The co-occurrence matrix (variable bigrams) is created with the following code; as can be observed for every tweet, it is included a starting and ending symbol.

fname = join('dataset', 'tweets-2022-01-17.json.gz')
bigrams = Counter()
for text in tweet_iterator(fname):
    text = text['text']
    words = text.split()
    words.insert(0, '<s>')
    words.append('</s>')
    _ = [(a, b) for a, b in zip(words, words[1:])]
    bigrams.update(_)

The term \(\sum_i C(\mathcal X_{\ell-1}, \mathcal X_i)\) is the frequency of word \(\mathcal X_{\ell-1}\), i.e., \(C(\mathcal X_{\ell-1}) = \sum_i C(\mathcal X_{\ell-1}, \mathcal X_i)\) which corresponds to variable prev in the following code

prev = dict()
for (a, b), v in bigrams.items():
    try:
        prev[a] += v
    except KeyError:
        prev[a] = v

We can store \(\mathbb P(\mathcal X_\ell \mid \mathcal X_{\ell -1})\) on a nested dictionary which is the variable P in the following code.

P = defaultdict(Counter)
for (a, b), v in bigrams.items():
    next = P[a]
    next[b] = v / prev[a]

The conditional probability \(\mathbb P(\mathcal X_\ell \mid \mathcal X_{\ell -1})\) can be used to illustrate which is the most probable word at the starting of a sentence, as seen in the next figure.

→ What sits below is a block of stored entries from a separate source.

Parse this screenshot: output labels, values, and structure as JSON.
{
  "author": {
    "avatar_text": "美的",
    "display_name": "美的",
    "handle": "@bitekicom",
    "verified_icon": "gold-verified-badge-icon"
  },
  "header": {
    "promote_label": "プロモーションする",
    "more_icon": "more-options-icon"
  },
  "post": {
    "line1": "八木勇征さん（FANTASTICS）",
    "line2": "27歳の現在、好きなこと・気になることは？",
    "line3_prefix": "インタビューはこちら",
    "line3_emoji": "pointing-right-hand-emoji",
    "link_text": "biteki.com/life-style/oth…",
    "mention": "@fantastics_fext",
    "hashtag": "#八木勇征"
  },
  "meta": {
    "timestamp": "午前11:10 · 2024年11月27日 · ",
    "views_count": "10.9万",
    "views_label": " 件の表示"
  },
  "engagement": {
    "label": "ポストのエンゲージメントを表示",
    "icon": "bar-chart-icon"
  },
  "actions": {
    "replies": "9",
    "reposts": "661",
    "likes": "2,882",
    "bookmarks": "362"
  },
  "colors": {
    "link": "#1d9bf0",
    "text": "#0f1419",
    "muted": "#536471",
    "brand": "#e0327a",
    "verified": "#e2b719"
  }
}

Word cloud probability given starting symbol

Word cloud code
wc = WC().generate_from_frequencies(P['<s>'])
plt.imshow(wc)
plt.axis('off')
plt.tight_layout()

Generating Sequences Section presented an algorithm to generate a sentence given a \(\mathbb P(\mathcal X_\ell \mid \mathcal X_{\ell -1})\); that algorithm can be extended to generate a sentence by considering the starting and ending symbols as can be seen in the following code.

sentence = ['<s>']
while sentence[-1] != '</s>':
    var = P[sentence[-1]]
    pos = var.most_common(20)
    index = np.random.randint(len(pos))
    sentence.append(pos[index][0])

The following is an example of a sentence generated with the previous procedure: \(\epsilon_s\) What happened before the one idiot or a few things to me up \(\epsilon_e\).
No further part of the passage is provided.